Já não existem amores eternos

Numa tarde atípica de outono, onde o calor se fazia sentir, dando a ilusão de estarmos perante verão ardente, estação que passou-nos pelos olhos sem que a víssemos, sentamos-nos no chão, perto da cadeira da minha avó, esperando mais uma história sua.

Era dia de saborearmos a sopa que só ela sabia fazer e o assado no forno de lenha, que teria sempre um sabor diferente, não fosse esse feito no sítio que era, com todo o amor do mundo. Mas, também era dia de desvendarmos um pouco mais sobre a figura maternal, que nos acolhia a cada domingo, com toda uma alegria inigualável e um carinho infinito. Os anos claramente, não se faziam sentir, do nosso lado, pois sempre a víamos como exemplo, com um sorriso nos lábios, com a mesma garra de viver. Ela tinha-nos acostumado bem demais aos seus costumes, ao seu amor, à sua voz e às suas histórias de miúda que tanto pedíamos com sede de saber mais, de aprender também.

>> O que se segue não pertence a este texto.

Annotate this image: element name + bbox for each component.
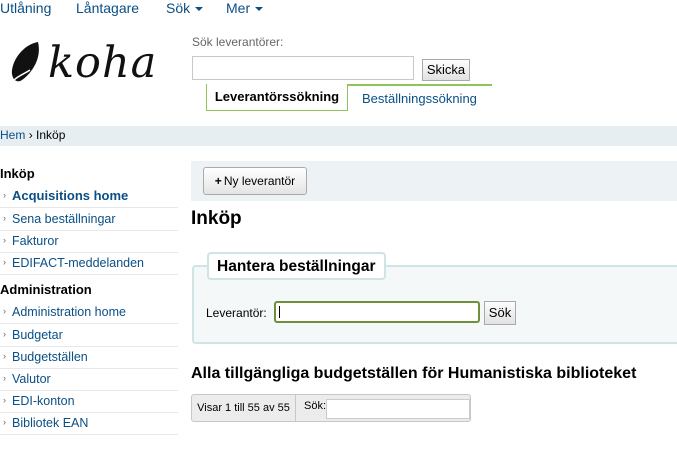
chevron-right-icon: ›: [3, 373, 6, 383]
sidebar-item-funds[interactable]: › Budgetställen: [0, 347, 178, 369]
chevron-down-icon: [195, 7, 204, 12]
sidebar-item-edi-accounts[interactable]: › EDI-konton: [0, 391, 178, 413]
text-cursor: [279, 306, 280, 318]
breadcrumb: Hem › Inköp: [0, 126, 677, 146]
nav-patrons[interactable]: Låntagare: [76, 0, 139, 16]
datatable-info: Visar 1 till 55 av 55: [192, 395, 296, 421]
datatable-search-input[interactable]: [326, 399, 470, 419]
supplier-input[interactable]: [274, 301, 480, 323]
breadcrumb-separator: ›: [28, 128, 33, 142]
sidebar-item-invoices[interactable]: › Fakturor: [0, 231, 178, 253]
koha-logo[interactable]: koha: [8, 38, 163, 88]
sidebar-item-label: Budgetställen: [12, 350, 88, 364]
page-title: Inköp: [191, 208, 242, 229]
tab-order-search[interactable]: Beställningssökning: [362, 84, 477, 114]
sidebar-item-currencies[interactable]: › Valutor: [0, 369, 178, 391]
koha-leaf-icon: [11, 42, 39, 82]
sidebar-item-acquisitions-home[interactable]: › Acquisitions home: [0, 186, 178, 208]
toolbar: + Ny leverantör: [191, 161, 677, 201]
sidebar-item-library-ean[interactable]: › Bibliotek EAN: [0, 413, 178, 435]
logo-text: koha: [48, 38, 158, 88]
nav-more-menu[interactable]: Mer: [226, 0, 264, 16]
sidebar-heading-acquisitions: Inköp: [0, 166, 35, 181]
tab-vendor-search[interactable]: Leverantörssökning: [206, 84, 348, 111]
nav-circulation-label: Utlåning: [0, 0, 52, 16]
chevron-right-icon: ›: [3, 417, 6, 427]
chevron-right-icon: ›: [3, 257, 6, 267]
new-vendor-label: Ny leverantör: [223, 174, 296, 188]
nav-search-label: Sök: [166, 0, 191, 16]
sidebar-item-budgets[interactable]: › Budgetar: [0, 325, 178, 347]
nav-search-menu[interactable]: Sök: [166, 0, 204, 16]
sidebar-item-edifact-messages[interactable]: › EDIFACT-meddelanden: [0, 253, 178, 275]
manage-orders-legend: Hantera beställningar: [207, 252, 386, 280]
chevron-down-icon: [255, 7, 264, 12]
chevron-right-icon: ›: [3, 190, 6, 200]
sidebar-item-label: Fakturor: [12, 234, 59, 248]
sidebar-item-label: EDI-konton: [12, 394, 75, 408]
sidebar-item-label: Bibliotek EAN: [12, 416, 89, 430]
sidebar-item-label: Budgetar: [12, 328, 63, 342]
datatable-search-label: Sök:: [304, 400, 327, 412]
datatable-toolbar: Visar 1 till 55 av 55 Sök:: [191, 394, 471, 422]
submit-button[interactable]: Skicka: [422, 59, 470, 81]
breadcrumb-current: Inköp: [36, 128, 66, 142]
funds-heading: Alla tillgängliga budgetställen för Huma…: [191, 365, 637, 382]
vendor-search-label: Sök leverantörer:: [192, 35, 284, 49]
sidebar-item-administration-home[interactable]: › Administration home: [0, 302, 178, 324]
supplier-search-button[interactable]: Sök: [484, 301, 516, 325]
sidebar-item-label: Sena beställningar: [12, 212, 116, 226]
sidebar-item-label: Valutor: [12, 372, 51, 386]
sidebar-heading-administration: Administration: [0, 282, 92, 297]
nav-more-label: Mer: [226, 0, 251, 16]
sidebar-item-label: EDIFACT-meddelanden: [12, 256, 145, 270]
sidebar-item-label: Acquisitions home: [12, 188, 129, 203]
nav-patrons-label: Låntagare: [76, 0, 140, 16]
chevron-right-icon: ›: [3, 213, 6, 223]
vendor-search-input[interactable]: [192, 56, 414, 80]
search-tabs: Leverantörssökning Beställningssökning: [206, 84, 492, 112]
supplier-label: Leverantör:: [206, 306, 267, 320]
plus-icon: +: [214, 174, 222, 188]
chevron-right-icon: ›: [3, 329, 6, 339]
chevron-right-icon: ›: [3, 351, 6, 361]
chevron-right-icon: ›: [3, 235, 6, 245]
sidebar-item-late-orders[interactable]: › Sena beställningar: [0, 209, 178, 231]
chevron-right-icon: ›: [3, 306, 6, 316]
top-navigation: Utlåning Låntagare Sök Mer: [0, 0, 677, 20]
sidebar-item-label: Administration home: [12, 305, 126, 319]
chevron-right-icon: ›: [3, 395, 6, 405]
new-vendor-button[interactable]: + Ny leverantör: [203, 167, 307, 195]
breadcrumb-home[interactable]: Hem: [0, 128, 25, 142]
nav-circulation[interactable]: Utlåning: [0, 0, 51, 16]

Com os telemóveis arrumados – sendo que não havia internet na casa –, o silêncio apoderou-se da sala e com o cheiro da ansiedade e dos chás no ar, esperamos que ela começasse a contar a história que nunca soubemos. Era como um segredo. Só nós saberíamos e teríamos de o guardar. Foi assim que nos tinha dito, quando chegamos.

Foi naquela janela que conheci o amor da minha vida, foi também nela que dei o meu primeiro beijo contido e foi nela que me despedi do amor eterno, que hoje ainda sinto. Começou deixando-nos todos irrequietos. Os comentários e as suspeitas surgiram. Era um segredo de facto. Tinha sido o seu maior segredo até então e agora todos nós partilhávamos isto em comum. Nem os nossos pais sonhavam com algo deste calibre. Contudo, conhecendo a mulher de cabelo grisalho, como conheço, sabia que havia uma boa explicação para um começo tão perturbado.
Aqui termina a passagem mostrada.